Your Horoscope

ARES — Perseverance is your word today. You will not become frustrated at your continued inability to separate quarks from each other.

TAURUS — You will suspect that the force pushing you away from the center of a circle is in fact a figment of your imagination, and would not be there if you were to analyze your motion in an inertial reference frame.

GEMINI — Don’t let your curiosity get the better of you. Checking which path the particles are taking will destroy the interference pattern of that double-slit experiment, and you will be found out.

CANCER — The positions of the stars and planets will have no effect on your daily existence.

LEO — All around you, elementary particles and antiparticles will pop into existence and then wink out, but you will remain calm and blissfully unaware of them.

VIRGO — Weigh your choices carefully: your decision to flap your arms or not will affect the weather far away. Breaking that high-level encryption will be easier once you finish that quantum computer you’ve been working on.

LIBRA — Despite your best efforts, you will increase entropy when converting thermal energy to mechanical work. You will strive to conserve energy, and succeed.

SCORPIO — You are a cold-blooded mass-murderer and “Dirty Harry” Callahan will make sure you get what’s coming to you. The number “five” figures prominently in your day.

SAGITTARIUS — You will be unable to simultaneously determine the position and momentum of any objects today, nor place two fermions in the same quantum state. Not a good time to start a new relationship with another spin 1/2 particle.

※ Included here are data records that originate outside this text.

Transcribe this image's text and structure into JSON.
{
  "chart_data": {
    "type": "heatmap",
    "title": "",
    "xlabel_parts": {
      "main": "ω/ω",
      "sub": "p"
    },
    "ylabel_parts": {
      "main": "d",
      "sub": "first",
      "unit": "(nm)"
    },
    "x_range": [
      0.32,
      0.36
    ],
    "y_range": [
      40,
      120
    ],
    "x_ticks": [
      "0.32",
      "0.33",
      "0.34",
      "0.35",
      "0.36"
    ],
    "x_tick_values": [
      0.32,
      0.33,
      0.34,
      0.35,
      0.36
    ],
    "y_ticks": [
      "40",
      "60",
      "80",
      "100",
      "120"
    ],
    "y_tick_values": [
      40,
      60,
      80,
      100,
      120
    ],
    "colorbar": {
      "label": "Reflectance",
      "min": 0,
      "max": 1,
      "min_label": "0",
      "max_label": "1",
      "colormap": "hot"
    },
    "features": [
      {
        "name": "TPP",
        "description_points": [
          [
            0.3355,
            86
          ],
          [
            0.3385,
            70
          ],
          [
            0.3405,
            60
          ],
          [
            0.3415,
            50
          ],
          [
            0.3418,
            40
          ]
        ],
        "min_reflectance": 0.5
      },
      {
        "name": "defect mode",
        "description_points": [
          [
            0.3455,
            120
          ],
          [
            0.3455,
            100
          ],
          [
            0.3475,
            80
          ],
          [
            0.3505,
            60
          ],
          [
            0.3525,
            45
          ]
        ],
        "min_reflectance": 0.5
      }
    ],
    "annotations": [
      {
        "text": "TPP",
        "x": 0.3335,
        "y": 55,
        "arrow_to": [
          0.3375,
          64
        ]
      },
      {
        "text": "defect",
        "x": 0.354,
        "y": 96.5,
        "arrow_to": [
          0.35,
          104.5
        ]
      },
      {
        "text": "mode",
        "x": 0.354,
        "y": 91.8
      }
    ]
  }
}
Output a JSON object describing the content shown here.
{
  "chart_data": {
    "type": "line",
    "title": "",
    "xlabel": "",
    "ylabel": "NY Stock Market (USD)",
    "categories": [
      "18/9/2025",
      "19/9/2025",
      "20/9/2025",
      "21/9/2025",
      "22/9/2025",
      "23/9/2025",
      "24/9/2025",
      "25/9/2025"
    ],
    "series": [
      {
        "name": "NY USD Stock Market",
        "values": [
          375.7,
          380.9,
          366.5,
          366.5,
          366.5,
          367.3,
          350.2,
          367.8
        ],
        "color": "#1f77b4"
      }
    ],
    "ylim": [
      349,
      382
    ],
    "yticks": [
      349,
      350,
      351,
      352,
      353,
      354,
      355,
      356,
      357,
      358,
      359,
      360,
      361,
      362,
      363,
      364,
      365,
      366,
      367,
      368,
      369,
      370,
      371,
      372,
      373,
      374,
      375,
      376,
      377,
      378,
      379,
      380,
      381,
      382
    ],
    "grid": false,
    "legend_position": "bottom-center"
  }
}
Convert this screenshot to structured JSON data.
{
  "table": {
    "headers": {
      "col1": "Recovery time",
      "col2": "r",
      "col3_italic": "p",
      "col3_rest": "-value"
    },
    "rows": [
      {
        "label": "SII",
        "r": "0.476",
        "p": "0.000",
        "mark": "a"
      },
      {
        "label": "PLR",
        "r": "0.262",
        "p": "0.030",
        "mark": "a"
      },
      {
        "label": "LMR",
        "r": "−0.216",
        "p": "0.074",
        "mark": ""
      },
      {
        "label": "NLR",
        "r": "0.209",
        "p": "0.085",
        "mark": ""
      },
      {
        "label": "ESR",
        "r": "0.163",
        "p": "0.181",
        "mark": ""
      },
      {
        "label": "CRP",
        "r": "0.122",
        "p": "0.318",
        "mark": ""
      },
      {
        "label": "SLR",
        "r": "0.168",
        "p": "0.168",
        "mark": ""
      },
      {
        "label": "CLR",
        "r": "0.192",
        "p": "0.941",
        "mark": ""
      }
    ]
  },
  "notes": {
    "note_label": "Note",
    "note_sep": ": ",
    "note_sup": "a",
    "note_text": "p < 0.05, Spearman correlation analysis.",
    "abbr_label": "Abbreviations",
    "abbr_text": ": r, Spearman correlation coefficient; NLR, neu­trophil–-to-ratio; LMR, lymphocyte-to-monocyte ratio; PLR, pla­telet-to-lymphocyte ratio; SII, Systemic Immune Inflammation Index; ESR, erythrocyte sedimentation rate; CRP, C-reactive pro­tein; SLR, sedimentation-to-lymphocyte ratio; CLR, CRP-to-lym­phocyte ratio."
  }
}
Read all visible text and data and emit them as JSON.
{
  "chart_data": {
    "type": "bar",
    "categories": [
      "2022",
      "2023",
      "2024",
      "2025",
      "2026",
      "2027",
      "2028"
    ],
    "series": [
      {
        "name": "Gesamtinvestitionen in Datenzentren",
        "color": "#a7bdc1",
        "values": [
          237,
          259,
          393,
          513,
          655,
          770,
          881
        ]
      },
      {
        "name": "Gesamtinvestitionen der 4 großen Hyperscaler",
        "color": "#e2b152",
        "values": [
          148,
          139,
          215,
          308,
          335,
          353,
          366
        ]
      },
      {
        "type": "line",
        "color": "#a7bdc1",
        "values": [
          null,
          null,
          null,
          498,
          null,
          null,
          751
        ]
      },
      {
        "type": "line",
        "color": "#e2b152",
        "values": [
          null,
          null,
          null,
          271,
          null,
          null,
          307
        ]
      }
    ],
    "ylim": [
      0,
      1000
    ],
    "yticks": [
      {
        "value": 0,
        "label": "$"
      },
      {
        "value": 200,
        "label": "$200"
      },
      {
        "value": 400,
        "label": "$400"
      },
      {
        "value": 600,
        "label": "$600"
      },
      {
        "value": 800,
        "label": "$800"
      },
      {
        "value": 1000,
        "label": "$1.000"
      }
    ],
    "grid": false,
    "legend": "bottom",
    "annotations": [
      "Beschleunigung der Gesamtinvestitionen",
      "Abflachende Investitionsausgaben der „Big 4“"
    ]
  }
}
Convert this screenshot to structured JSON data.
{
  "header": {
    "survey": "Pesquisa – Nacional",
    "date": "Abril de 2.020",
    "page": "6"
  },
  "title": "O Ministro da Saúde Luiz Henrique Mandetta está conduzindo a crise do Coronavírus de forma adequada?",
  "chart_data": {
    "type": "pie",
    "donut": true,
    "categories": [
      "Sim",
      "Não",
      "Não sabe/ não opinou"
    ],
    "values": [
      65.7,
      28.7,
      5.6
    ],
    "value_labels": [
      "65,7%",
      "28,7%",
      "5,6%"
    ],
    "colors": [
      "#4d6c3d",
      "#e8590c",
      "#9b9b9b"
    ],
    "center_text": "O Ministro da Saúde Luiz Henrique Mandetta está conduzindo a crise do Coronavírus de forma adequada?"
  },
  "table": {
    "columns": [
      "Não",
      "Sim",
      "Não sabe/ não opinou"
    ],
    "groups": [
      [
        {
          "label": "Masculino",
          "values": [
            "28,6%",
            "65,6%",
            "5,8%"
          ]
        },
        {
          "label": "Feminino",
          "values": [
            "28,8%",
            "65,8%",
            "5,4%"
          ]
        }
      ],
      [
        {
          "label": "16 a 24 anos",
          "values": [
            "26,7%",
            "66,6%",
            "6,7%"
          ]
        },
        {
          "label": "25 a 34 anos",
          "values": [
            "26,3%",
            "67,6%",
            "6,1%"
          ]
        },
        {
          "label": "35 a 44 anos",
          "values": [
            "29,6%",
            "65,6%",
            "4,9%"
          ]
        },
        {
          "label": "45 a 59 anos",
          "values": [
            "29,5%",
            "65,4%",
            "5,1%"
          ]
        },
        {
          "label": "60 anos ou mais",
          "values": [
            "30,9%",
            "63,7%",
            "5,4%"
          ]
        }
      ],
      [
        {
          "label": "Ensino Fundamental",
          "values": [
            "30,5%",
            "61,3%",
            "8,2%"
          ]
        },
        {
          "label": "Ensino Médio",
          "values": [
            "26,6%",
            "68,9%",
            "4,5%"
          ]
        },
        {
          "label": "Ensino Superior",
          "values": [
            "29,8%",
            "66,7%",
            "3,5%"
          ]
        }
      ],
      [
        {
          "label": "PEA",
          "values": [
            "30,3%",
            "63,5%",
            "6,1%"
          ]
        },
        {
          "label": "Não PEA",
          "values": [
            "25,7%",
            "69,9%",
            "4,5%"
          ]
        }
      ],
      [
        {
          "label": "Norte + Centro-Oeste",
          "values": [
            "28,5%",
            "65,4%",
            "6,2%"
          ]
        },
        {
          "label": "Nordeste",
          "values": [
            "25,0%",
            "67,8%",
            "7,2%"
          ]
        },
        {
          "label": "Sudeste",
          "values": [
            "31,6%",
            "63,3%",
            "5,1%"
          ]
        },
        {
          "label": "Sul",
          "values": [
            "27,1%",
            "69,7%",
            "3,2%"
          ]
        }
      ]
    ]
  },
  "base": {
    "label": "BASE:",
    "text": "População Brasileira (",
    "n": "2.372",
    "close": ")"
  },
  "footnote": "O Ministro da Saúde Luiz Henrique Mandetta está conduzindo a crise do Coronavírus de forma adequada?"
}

CAPRICORN — Ennui sets in: you continue to be affected by the same physics, unchanged, no matter which inertial reference frame you find yourself in.

AQUARIUS — Despite your best attempt to be in two places at once, quantum superposition eludes your grasp, partly because the creep in accounting keeps trying to “measure” you.

PISCES — You notice that your buoyancy is equal to the weight of water that you displace. Resist the urge to announce this fact overzealously.

0 thoughts on “Your Horoscope

  1. Just goes to show there’s really something to astrology: every Scorpio I know is like that.